United will play Wellington United Diamonds today in the first round of the Kelly Cup at Maidstone Park, Upper Hutt.
The Kelly Cup is a knockout competition involving teams within the Capital Federation and has previously been played later in the season.
It has now been changed to a pre-season competition, and that is how Wairarapa United coach Paul Ifill intends to treat the cup.
“It is too early to play and we’re using it as a pre-season game” he said “Win or lose, we get another game as the competition also has a plate section,” Ifill said.
Ifill thinks the Diamonds are the better of the two teams entered by Wellington United, so the match could be an early gauge of the relative strengths of the two dominant teams from last year’s W-League.
Wellington United won that league unbeaten, with Wairarapa United in second place, suffering their only losses against the winners.
Regardless of the result, Ifill is focusing on the W-League.
“We’re firmly looking at winning the league, and we have a few younger players who don’t know the systems, so we won’t be stressing about the result” he said.
Ifill has assembled a squad similar to last season, although he expects to be without his influential captain Kelsi Rutene for the season because of a serious injury.
Capital Football’s 2018 Women’s Player of the Year, Meisha Boone, and the 2018 Young Women’s Player of the Year, Anna McPhie, are expected to have prominent roles in what is a young side.
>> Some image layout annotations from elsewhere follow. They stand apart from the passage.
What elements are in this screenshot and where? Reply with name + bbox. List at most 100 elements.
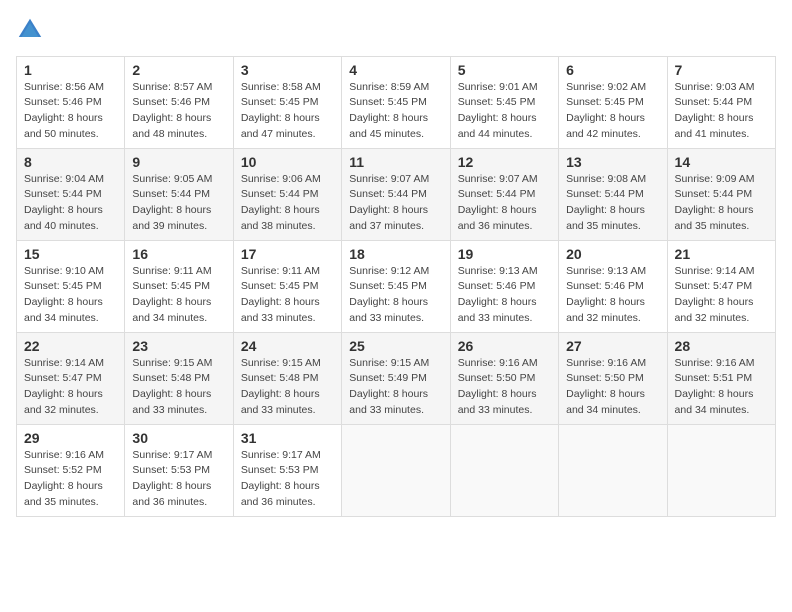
day-number: 9: [132, 154, 225, 170]
calendar-cell-2-6: 13 Sunrise: 9:08 AMSunset: 5:44 PMDayligh…: [559, 148, 667, 240]
day-info: Sunrise: 9:01 AMSunset: 5:45 PMDaylight:…: [458, 80, 551, 143]
week-row-4: 22 Sunrise: 9:14 AMSunset: 5:47 PMDayligh…: [17, 332, 776, 424]
week-row-2: 8Sunrise: 9:04 AMSunset: 5:44 PMDaylight…: [17, 148, 776, 240]
day-info: Sunrise: 8:58 AMSunset: 5:45 PMDaylight:…: [241, 80, 334, 143]
day-number: 13: [566, 154, 659, 170]
day-number: 3: [241, 62, 334, 78]
calendar-cell-4-2: 23 Sunrise: 9:15 AMSunset: 5:48 PMDayligh…: [125, 332, 233, 424]
calendar-cell-4-4: 25 Sunrise: 9:15 AMSunset: 5:49 PMDayligh…: [342, 332, 450, 424]
calendar-cell-5-7: [667, 424, 775, 516]
logo: [16, 16, 48, 44]
day-info: Sunrise: 9:12 AMSunset: 5:45 PMDaylight:…: [349, 264, 442, 327]
calendar-cell-4-1: 22 Sunrise: 9:14 AMSunset: 5:47 PMDayligh…: [17, 332, 125, 424]
day-number: 11: [349, 154, 442, 170]
day-info: Sunrise: 9:15 AMSunset: 5:49 PMDaylight:…: [349, 356, 442, 419]
day-number: 12: [458, 154, 551, 170]
day-info: Sunrise: 9:15 AMSunset: 5:48 PMDaylight:…: [132, 356, 225, 419]
day-number: 29: [24, 430, 117, 446]
day-info: Sunrise: 9:14 AMSunset: 5:47 PMDaylight:…: [675, 264, 768, 327]
day-info: Sunrise: 9:09 AMSunset: 5:44 PMDaylight:…: [675, 172, 768, 235]
day-number: 15: [24, 246, 117, 262]
day-info: Sunrise: 9:13 AMSunset: 5:46 PMDaylight:…: [566, 264, 659, 327]
calendar-cell-5-5: [450, 424, 558, 516]
day-info: Sunrise: 9:13 AMSunset: 5:46 PMDaylight:…: [458, 264, 551, 327]
calendar-cell-4-3: 24 Sunrise: 9:15 AMSunset: 5:48 PMDayligh…: [233, 332, 341, 424]
day-info: Sunrise: 9:05 AMSunset: 5:44 PMDaylight:…: [132, 172, 225, 235]
calendar-cell-5-3: 31 Sunrise: 9:17 AMSunset: 5:53 PMDayligh…: [233, 424, 341, 516]
day-number: 30: [132, 430, 225, 446]
day-number: 25: [349, 338, 442, 354]
calendar-cell-1-7: 7Sunrise: 9:03 AMSunset: 5:44 PMDaylight…: [667, 56, 775, 148]
calendar-cell-1-4: 4 Sunrise: 8:59 AMSunset: 5:45 PMDaylight…: [342, 56, 450, 148]
calendar-cell-3-6: 20 Sunrise: 9:13 AMSunset: 5:46 PMDayligh…: [559, 240, 667, 332]
page-header: [16, 16, 776, 44]
day-info: Sunrise: 9:17 AMSunset: 5:53 PMDaylight:…: [241, 448, 334, 511]
day-info: Sunrise: 9:14 AMSunset: 5:47 PMDaylight:…: [24, 356, 117, 419]
day-number: 7: [675, 62, 768, 78]
day-number: 23: [132, 338, 225, 354]
calendar-cell-5-4: [342, 424, 450, 516]
calendar-cell-4-7: 28Sunrise: 9:16 AMSunset: 5:51 PMDayligh…: [667, 332, 775, 424]
day-info: Sunrise: 9:06 AMSunset: 5:44 PMDaylight:…: [241, 172, 334, 235]
day-number: 26: [458, 338, 551, 354]
day-number: 8: [24, 154, 117, 170]
calendar-cell-2-2: 9 Sunrise: 9:05 AMSunset: 5:44 PMDaylight…: [125, 148, 233, 240]
day-number: 5: [458, 62, 551, 78]
calendar-cell-3-7: 21 Sunrise: 9:14 AMSunset: 5:47 PMDayligh…: [667, 240, 775, 332]
calendar-cell-1-5: 5 Sunrise: 9:01 AMSunset: 5:45 PMDaylight…: [450, 56, 558, 148]
day-info: Sunrise: 9:08 AMSunset: 5:44 PMDaylight:…: [566, 172, 659, 235]
calendar-cell-2-5: 12 Sunrise: 9:07 AMSunset: 5:44 PMDayligh…: [450, 148, 558, 240]
day-number: 22: [24, 338, 117, 354]
day-number: 6: [566, 62, 659, 78]
day-number: 27: [566, 338, 659, 354]
day-number: 31: [241, 430, 334, 446]
calendar-cell-5-6: [559, 424, 667, 516]
calendar-cell-2-7: 14Sunrise: 9:09 AMSunset: 5:44 PMDayligh…: [667, 148, 775, 240]
day-number: 19: [458, 246, 551, 262]
calendar-cell-4-5: 26 Sunrise: 9:16 AMSunset: 5:50 PMDayligh…: [450, 332, 558, 424]
day-info: Sunrise: 8:57 AMSunset: 5:46 PMDaylight:…: [132, 80, 225, 143]
day-info: Sunrise: 9:07 AMSunset: 5:44 PMDaylight:…: [458, 172, 551, 235]
day-number: 1: [24, 62, 117, 78]
calendar-cell-5-1: 29 Sunrise: 9:16 AMSunset: 5:52 PMDayligh…: [17, 424, 125, 516]
calendar-cell-4-6: 27 Sunrise: 9:16 AMSunset: 5:50 PMDayligh…: [559, 332, 667, 424]
week-row-5: 29 Sunrise: 9:16 AMSunset: 5:52 PMDayligh…: [17, 424, 776, 516]
calendar-cell-5-2: 30 Sunrise: 9:17 AMSunset: 5:53 PMDayligh…: [125, 424, 233, 516]
day-number: 20: [566, 246, 659, 262]
day-number: 24: [241, 338, 334, 354]
day-info: Sunrise: 9:02 AMSunset: 5:45 PMDaylight:…: [566, 80, 659, 143]
calendar-cell-2-3: 10 Sunrise: 9:06 AMSunset: 5:44 PMDayligh…: [233, 148, 341, 240]
day-info: Sunrise: 9:11 AMSunset: 5:45 PMDaylight:…: [132, 264, 225, 327]
logo-icon: [16, 16, 44, 44]
day-number: 17: [241, 246, 334, 262]
day-number: 16: [132, 246, 225, 262]
day-info: Sunrise: 9:17 AMSunset: 5:53 PMDaylight:…: [132, 448, 225, 511]
calendar-cell-2-4: 11 Sunrise: 9:07 AMSunset: 5:44 PMDayligh…: [342, 148, 450, 240]
day-number: 2: [132, 62, 225, 78]
day-number: 21: [675, 246, 768, 262]
calendar-cell-1-2: 2 Sunrise: 8:57 AMSunset: 5:46 PMDaylight…: [125, 56, 233, 148]
day-info: Sunrise: 9:16 AMSunset: 5:51 PMDaylight:…: [675, 356, 768, 419]
calendar-cell-1-6: 6 Sunrise: 9:02 AMSunset: 5:45 PMDaylight…: [559, 56, 667, 148]
calendar-cell-3-3: 17 Sunrise: 9:11 AMSunset: 5:45 PMDayligh…: [233, 240, 341, 332]
week-row-3: 15 Sunrise: 9:10 AMSunset: 5:45 PMDayligh…: [17, 240, 776, 332]
day-number: 4: [349, 62, 442, 78]
week-row-1: 1 Sunrise: 8:56 AMSunset: 5:46 PMDaylight…: [17, 56, 776, 148]
day-info: Sunrise: 9:10 AMSunset: 5:45 PMDaylight:…: [24, 264, 117, 327]
day-info: Sunrise: 9:16 AMSunset: 5:52 PMDaylight:…: [24, 448, 117, 511]
day-info: Sunrise: 9:16 AMSunset: 5:50 PMDaylight:…: [458, 356, 551, 419]
calendar-cell-3-4: 18 Sunrise: 9:12 AMSunset: 5:45 PMDayligh…: [342, 240, 450, 332]
day-info: Sunrise: 9:07 AMSunset: 5:44 PMDaylight:…: [349, 172, 442, 235]
day-info: Sunrise: 9:11 AMSunset: 5:45 PMDaylight:…: [241, 264, 334, 327]
day-info: Sunrise: 9:16 AMSunset: 5:50 PMDaylight:…: [566, 356, 659, 419]
calendar-cell-1-1: 1 Sunrise: 8:56 AMSunset: 5:46 PMDaylight…: [17, 56, 125, 148]
day-info: Sunrise: 9:15 AMSunset: 5:48 PMDaylight:…: [241, 356, 334, 419]
day-number: 18: [349, 246, 442, 262]
day-info: Sunrise: 8:59 AMSunset: 5:45 PMDaylight:…: [349, 80, 442, 143]
day-number: 10: [241, 154, 334, 170]
calendar-cell-3-5: 19 Sunrise: 9:13 AMSunset: 5:46 PMDayligh…: [450, 240, 558, 332]
calendar-cell-1-3: 3 Sunrise: 8:58 AMSunset: 5:45 PMDaylight…: [233, 56, 341, 148]
calendar-cell-3-2: 16 Sunrise: 9:11 AMSunset: 5:45 PMDayligh…: [125, 240, 233, 332]
calendar-cell-2-1: 8Sunrise: 9:04 AMSunset: 5:44 PMDaylight…: [17, 148, 125, 240]
day-info: Sunrise: 8:56 AMSunset: 5:46 PMDaylight:…: [24, 80, 117, 143]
Ifill also said a player training at his Masterton football academy, 14-year-old Nina Kondo, would be “one to look out for”.
“She is a very good player, but because of her age we have to get dispensation for her to play.”
Kondo, who is from Nelson, is now studying in Masterton while training at the Ifill academy.
She was on holiday in Japan – her father, Tosh, is Japanese – in 2017 when she secured a trial with the professional Japan League club, Urawa Reds and was picked to train with their development squad for a few months last year.
Ifill has a full squad to choose from for today’s match apart from the injured Rutene, and Tui Dugan and Dylen Kingi, who are away at an Under-17 tournament in Auckland.
Meanwhile, Ifill was full of praise for former Wairarapa United player Callan Elliot, who made his A-League debut for the Wellington Phoenix last Saturday.
The 19-year-old came on as a substitute in the 8-2 drubbing of the Central Coast Mariners, and Ifill said his former teammate “didn’t put a foot wrong in the 30 minutes or so he was on the field”.
Elliot spent three years at Ifill’s academy and his mentor said it was “a proud moment as our first ever academy player made his professional debut”.
“I’m so pleased for him I hope there’s many more games to come” he said.
Elliot’s next opportunity could come on Sunday when the Phoenix host the West Sydney Wanderers at Westpac Stadium.